After visit summaries are easily printed upon discharge and an electronic copy is permanently attached to the chart. Patient would benefit from a facility the uses the Epic system by having access to MyChart. MyChart is a portal of access between a patient and their provider for communication as well as a portable computerized health record. IF a patient were to access care from a facility that does not utilize the Epic system, that patient would have access to MyChart and would then be able to provide critical information that would enhance their care. Another computerized management system available is one from Cerner.
This system can be used in all settings in a hospital including nursing. For medication administration, Cerner has available barcode identification of medication to help nursing staff complete their five rights verification prior to administration. It also allows charting at the bedside to enhance accuracy either through a handheld device or a stationary computer. All order entry by physicians is done on the computer allowing the providers to follow built in prompts for allergy information and adverse drug interactions as well as prompts that will aid in the order of care protocols to enhance patient care.
Cerner also has a portal designed for patient to have access to their records no matter where they are as well as tracking information for health goals a patient and their provider have established. The portal allows progress tracking and provides information on steps that can be used to help the patient reach their goals. This gives patients more responsibility for their health while providing the incentive needed. Nursing care will be escalated similarly to the way it would be in Epic.

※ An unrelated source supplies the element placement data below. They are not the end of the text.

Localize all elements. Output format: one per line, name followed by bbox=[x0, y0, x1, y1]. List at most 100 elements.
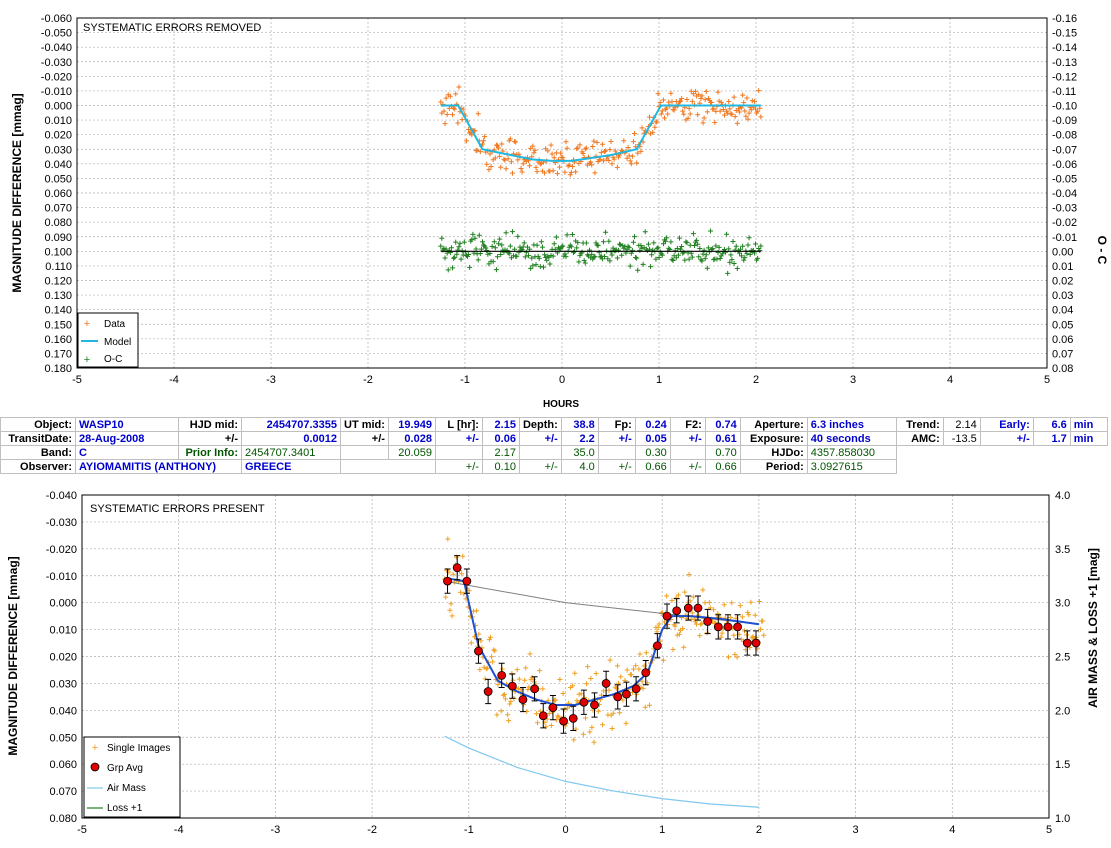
top-x-ticks: -5 -4 -3 -2 -1 0 1 2 3 4 5 bbox=[72, 374, 1050, 386]
top-chart: SYSTEMATIC ERRORS REMOVED -0.060-0.050-0… bbox=[10, 13, 1109, 410]
top-oc-point bbox=[681, 249, 687, 255]
top-data-point bbox=[757, 105, 763, 111]
bottom-y2-tick-label: 3.0 bbox=[1055, 598, 1070, 610]
bottom-single-point bbox=[656, 621, 662, 627]
top-data-point bbox=[717, 108, 723, 114]
top-oc-point bbox=[755, 255, 761, 261]
bottom-single-point bbox=[655, 624, 661, 630]
top-oc-point bbox=[568, 244, 574, 250]
top-grid bbox=[76, 17, 1048, 369]
top-y-tick-label: 0.100 bbox=[44, 246, 72, 258]
top-oc-point bbox=[726, 246, 732, 252]
top-oc-point bbox=[520, 244, 526, 250]
amc-value: -13.5 bbox=[942, 431, 981, 446]
bottom-single-point bbox=[490, 659, 496, 665]
bottom-y-tick-label: 0.080 bbox=[49, 813, 77, 825]
top-data-point bbox=[602, 148, 608, 154]
prior-l-pm: +/- bbox=[434, 459, 483, 474]
top-oc-point bbox=[670, 257, 676, 263]
top-x-tick-label: -2 bbox=[363, 374, 373, 386]
fp-err: 0.05 bbox=[634, 431, 671, 446]
bottom-grp-point bbox=[672, 606, 682, 616]
top-y-tick-label: 0.110 bbox=[45, 261, 72, 273]
top-data-point bbox=[452, 106, 458, 112]
bottom-y-tick-label: 0.050 bbox=[49, 732, 77, 744]
l-hr-value: 2.15 bbox=[481, 417, 520, 432]
top-oc-point bbox=[450, 265, 456, 271]
top-data-point bbox=[736, 109, 742, 115]
bottom-single-point bbox=[555, 713, 561, 719]
top-data-point bbox=[530, 143, 536, 149]
top-data-point bbox=[629, 153, 635, 159]
bottom-single-point bbox=[675, 592, 681, 598]
top-plot-frame bbox=[76, 17, 1048, 369]
top-oc-point bbox=[558, 246, 564, 252]
bottom-single-point bbox=[744, 632, 750, 638]
prior-info-label: Prior Info: bbox=[178, 445, 242, 460]
prior-f2-err: 0.66 bbox=[704, 459, 741, 474]
top-oc-point bbox=[438, 243, 444, 249]
top-data-point bbox=[498, 164, 504, 170]
bottom-single-point bbox=[458, 589, 464, 595]
top-data-point bbox=[715, 89, 721, 95]
top-oc-point bbox=[654, 245, 660, 251]
bottom-single-point bbox=[661, 619, 667, 625]
top-data-point bbox=[503, 166, 509, 172]
bottom-single-point bbox=[498, 708, 504, 714]
top-x-tick-label: 2 bbox=[753, 374, 759, 386]
top-data-point bbox=[482, 134, 488, 140]
bottom-y2-tick-label: 3.5 bbox=[1055, 544, 1070, 556]
bottom-points bbox=[442, 536, 767, 745]
top-y2-tick-label: -0.08 bbox=[1052, 130, 1077, 142]
top-oc-point bbox=[642, 229, 648, 235]
bottom-y-tick-label: -0.040 bbox=[46, 490, 77, 502]
top-oc-point bbox=[547, 261, 553, 267]
top-data-point bbox=[560, 155, 566, 161]
object-value: WASP10 bbox=[75, 417, 179, 432]
top-oc-point bbox=[579, 249, 585, 255]
bottom-single-point bbox=[640, 685, 646, 691]
top-data-point bbox=[742, 108, 748, 114]
top-x-tick-label: 0 bbox=[559, 374, 565, 386]
prior-f2-spacer bbox=[669, 445, 706, 460]
transit-date-value: 28-Aug-2008 bbox=[75, 431, 179, 446]
hjd-mid-label: HJD mid: bbox=[178, 417, 242, 432]
bottom-single-point bbox=[628, 672, 634, 678]
top-y-tick-label: 0.140 bbox=[44, 305, 72, 317]
top-data-point bbox=[549, 151, 555, 157]
top-oc-point bbox=[458, 256, 464, 262]
top-data-point bbox=[497, 153, 503, 159]
bottom-single-point bbox=[533, 711, 539, 717]
top-x-tick-label: -1 bbox=[460, 374, 470, 386]
bottom-single-point bbox=[491, 647, 497, 653]
top-oc-point bbox=[730, 239, 736, 245]
top-data-point bbox=[591, 138, 597, 144]
top-y2-tick-label: 0.03 bbox=[1052, 290, 1073, 302]
top-data-point bbox=[659, 108, 665, 114]
bottom-single-point bbox=[745, 609, 751, 615]
top-data-point bbox=[676, 99, 682, 105]
bottom-y2-ticks: 1.0 1.5 2.0 2.5 3.0 3.5 4.0 bbox=[1055, 490, 1070, 825]
top-data-point bbox=[608, 138, 614, 144]
top-data-point bbox=[709, 99, 715, 105]
bottom-single-point bbox=[617, 710, 623, 716]
bottom-single-point bbox=[449, 613, 455, 619]
top-data-point bbox=[745, 116, 751, 122]
top-data-point bbox=[597, 156, 603, 162]
top-oc-point bbox=[607, 258, 613, 264]
fp-label: Fp: bbox=[597, 417, 636, 432]
f2-label: F2: bbox=[669, 417, 706, 432]
bottom-chart-title: SYSTEMATIC ERRORS PRESENT bbox=[90, 503, 265, 515]
top-data-point bbox=[513, 139, 519, 145]
top-data-point bbox=[566, 162, 572, 168]
bottom-x-tick-label: 3 bbox=[853, 824, 859, 836]
top-data-point bbox=[678, 98, 684, 104]
top-data-point bbox=[611, 156, 617, 162]
observer-value: AYIOMAMITIS (ANTHONY) bbox=[75, 459, 242, 474]
top-oc-point bbox=[664, 235, 670, 241]
top-oc-point bbox=[454, 251, 460, 257]
top-data-point bbox=[698, 96, 704, 102]
top-oc-point bbox=[595, 243, 601, 249]
top-data-point bbox=[628, 161, 634, 167]
top-data-point bbox=[627, 158, 633, 164]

Patient information is easily accessible through intuitive workflows allowing nursing staff to make responsible decisions regarding patient care. My recommendation for a computerized management system would be the one available from Cerner. It is the most user friendly for staff including nursing and offers intensive training and yearly upgrades. The different departments systems appear to work together seamlessly resulting in increased savings of time and money (Cerner, 2013).